Taken together, these considerations illustrate a broader principle. Federal research policy influences not only how research is funded, but also the systems through which scientific discoveries are evaluated, communicated, preserved, and ultimately translated into public benefit. KGL respectfully encourages OMB to evaluate the proposed rule according to its effects across the complete research lifecycle, recognizing that responsible stewardship includes preserving the infrastructure through which federally funded research becomes trusted scientific knowledge.


Recommendations


For these reasons, KGL respectfully encourages OMB to implement the proposed rule in a manner that preserves its important objectives of accountability and responsible stewardship while minimizing unintended consequences for the broader research enterprise. Specifically, we encourage OMB to:


  1. preserve transparent, merit-based scientific review in implementing the revised pre-award provisions in 2 C.F.R. §§ 200.205 and 200.206;
  2. provide greater predictability and appropriate procedural safeguards regarding expanded authority under 2 C.F.R. § 200.340;
  3. implement 2 C.F.R. § 200.220 in a manner that protects research security while preserving responsible international scientific collaboration; recognize scholarly communications infrastructure, including editorial assessment, peer review, accessibility, preservation, and research integrity, as an essential component of the federally funded research enterprise; and
  4. evaluate the proposed rule according to its effects across the complete research lifecycle rather than solely through the administration of individual awards.

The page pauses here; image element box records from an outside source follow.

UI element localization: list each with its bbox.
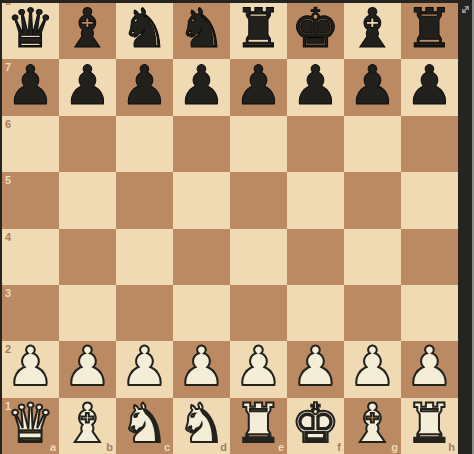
white-rook-h1[interactable]: ♜ [405,398,453,451]
square-g3[interactable] [344,285,401,341]
black-queen-a8[interactable]: ♛ [6,3,54,56]
square-c8[interactable]: ♞ [116,3,173,59]
square-b6[interactable] [59,116,116,172]
square-d3[interactable] [173,285,230,341]
white-pawn-b2[interactable]: ♟ [63,341,111,394]
square-e5[interactable] [230,172,287,228]
white-king-f1[interactable]: ♚ [291,398,339,451]
square-f2[interactable]: ♟ [287,341,344,397]
black-knight-c8[interactable]: ♞ [120,3,168,56]
white-rook-e1[interactable]: ♜ [234,398,282,451]
white-pawn-a2[interactable]: ♟ [6,341,54,394]
square-b2[interactable]: ♟ [59,341,116,397]
square-b8[interactable]: ♝ [59,3,116,59]
chess-board: 8♛♝♞♞♜♚♝♜7♟♟♟♟♟♟♟♟65432♟♟♟♟♟♟♟♟1a♛b♝c♞d♞… [2,3,458,454]
square-h2[interactable]: ♟ [401,341,458,397]
side-strip [458,0,474,454]
white-queen-a1[interactable]: ♛ [6,398,54,451]
square-e7[interactable]: ♟ [230,59,287,115]
square-f7[interactable]: ♟ [287,59,344,115]
square-a7[interactable]: 7♟ [2,59,59,115]
square-a4[interactable]: 4 [2,229,59,285]
white-pawn-g2[interactable]: ♟ [348,341,396,394]
white-bishop-b1[interactable]: ♝ [63,398,111,451]
square-c4[interactable] [116,229,173,285]
square-e4[interactable] [230,229,287,285]
black-rook-h8[interactable]: ♜ [405,3,453,56]
square-g5[interactable] [344,172,401,228]
square-c2[interactable]: ♟ [116,341,173,397]
white-pawn-d2[interactable]: ♟ [177,341,225,394]
square-a5[interactable]: 5 [2,172,59,228]
square-f6[interactable] [287,116,344,172]
square-h3[interactable] [401,285,458,341]
white-pawn-f2[interactable]: ♟ [291,341,339,394]
square-g2[interactable]: ♟ [344,341,401,397]
rank-label-6: 6 [5,119,11,130]
square-e1[interactable]: e♜ [230,398,287,454]
square-g4[interactable] [344,229,401,285]
chess-app-screen: 8♛♝♞♞♜♚♝♜7♟♟♟♟♟♟♟♟65432♟♟♟♟♟♟♟♟1a♛b♝c♞d♞… [0,0,474,454]
black-pawn-g7[interactable]: ♟ [348,59,396,112]
white-knight-c1[interactable]: ♞ [120,398,168,451]
square-f8[interactable]: ♚ [287,3,344,59]
square-b5[interactable] [59,172,116,228]
square-e6[interactable] [230,116,287,172]
square-f1[interactable]: f♚ [287,398,344,454]
black-rook-e8[interactable]: ♜ [234,3,282,56]
square-g6[interactable] [344,116,401,172]
black-pawn-h7[interactable]: ♟ [405,59,453,112]
square-d1[interactable]: d♞ [173,398,230,454]
square-a3[interactable]: 3 [2,285,59,341]
square-g1[interactable]: g♝ [344,398,401,454]
square-c7[interactable]: ♟ [116,59,173,115]
white-pawn-e2[interactable]: ♟ [234,341,282,394]
square-a1[interactable]: 1a♛ [2,398,59,454]
square-h7[interactable]: ♟ [401,59,458,115]
square-h4[interactable] [401,229,458,285]
square-f5[interactable] [287,172,344,228]
square-b4[interactable] [59,229,116,285]
rank-label-3: 3 [5,288,11,299]
square-h1[interactable]: h♜ [401,398,458,454]
square-g7[interactable]: ♟ [344,59,401,115]
black-pawn-b7[interactable]: ♟ [63,59,111,112]
square-d4[interactable] [173,229,230,285]
square-c1[interactable]: c♞ [116,398,173,454]
square-h8[interactable]: ♜ [401,3,458,59]
square-b1[interactable]: b♝ [59,398,116,454]
square-a6[interactable]: 6 [2,116,59,172]
square-f3[interactable] [287,285,344,341]
black-king-f8[interactable]: ♚ [291,3,339,56]
square-e2[interactable]: ♟ [230,341,287,397]
black-knight-d8[interactable]: ♞ [177,3,225,56]
white-knight-d1[interactable]: ♞ [177,398,225,451]
black-bishop-b8[interactable]: ♝ [63,3,111,56]
square-h5[interactable] [401,172,458,228]
square-f4[interactable] [287,229,344,285]
expand-icon[interactable] [460,4,471,15]
black-bishop-g8[interactable]: ♝ [348,3,396,56]
square-d5[interactable] [173,172,230,228]
square-c6[interactable] [116,116,173,172]
diagonal-arrow-glyph [463,7,469,13]
black-pawn-c7[interactable]: ♟ [120,59,168,112]
black-pawn-a7[interactable]: ♟ [6,59,54,112]
white-bishop-g1[interactable]: ♝ [348,398,396,451]
square-a8[interactable]: 8♛ [2,3,59,59]
square-d7[interactable]: ♟ [173,59,230,115]
square-d6[interactable] [173,116,230,172]
black-pawn-e7[interactable]: ♟ [234,59,282,112]
square-c5[interactable] [116,172,173,228]
square-b3[interactable] [59,285,116,341]
square-g8[interactable]: ♝ [344,3,401,59]
square-e8[interactable]: ♜ [230,3,287,59]
square-d8[interactable]: ♞ [173,3,230,59]
square-h6[interactable] [401,116,458,172]
white-pawn-c2[interactable]: ♟ [120,341,168,394]
black-pawn-f7[interactable]: ♟ [291,59,339,112]
square-a2[interactable]: 2♟ [2,341,59,397]
rank-label-5: 5 [5,175,11,186]
rank-label-4: 4 [5,232,11,243]
square-b7[interactable]: ♟ [59,59,116,115]
square-d2[interactable]: ♟ [173,341,230,397]
square-c3[interactable] [116,285,173,341]
white-pawn-h2[interactable]: ♟ [405,341,453,394]
square-e3[interactable] [230,285,287,341]
black-pawn-d7[interactable]: ♟ [177,59,225,112]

KGL appreciates the opportunity to provide these comments and shares OMB’s commitment to strengthening public confidence in federally funded research. The United States has built one of the world’s most respected research enterprises because it has invested not only in scientific discovery, but also in the institutions and systems that validate, communicate, preserve, and build upon that discovery. We encourage OMB to ensure that the final rule strengthens both. Doing so will maximize the return on the nation’s investment in research while reinforcing the long-term integrity, competitiveness, and public value of the United States research enterprise.


Respectfully submitted,


Atul Goel

President, KnowledgeWorks Global Ltd.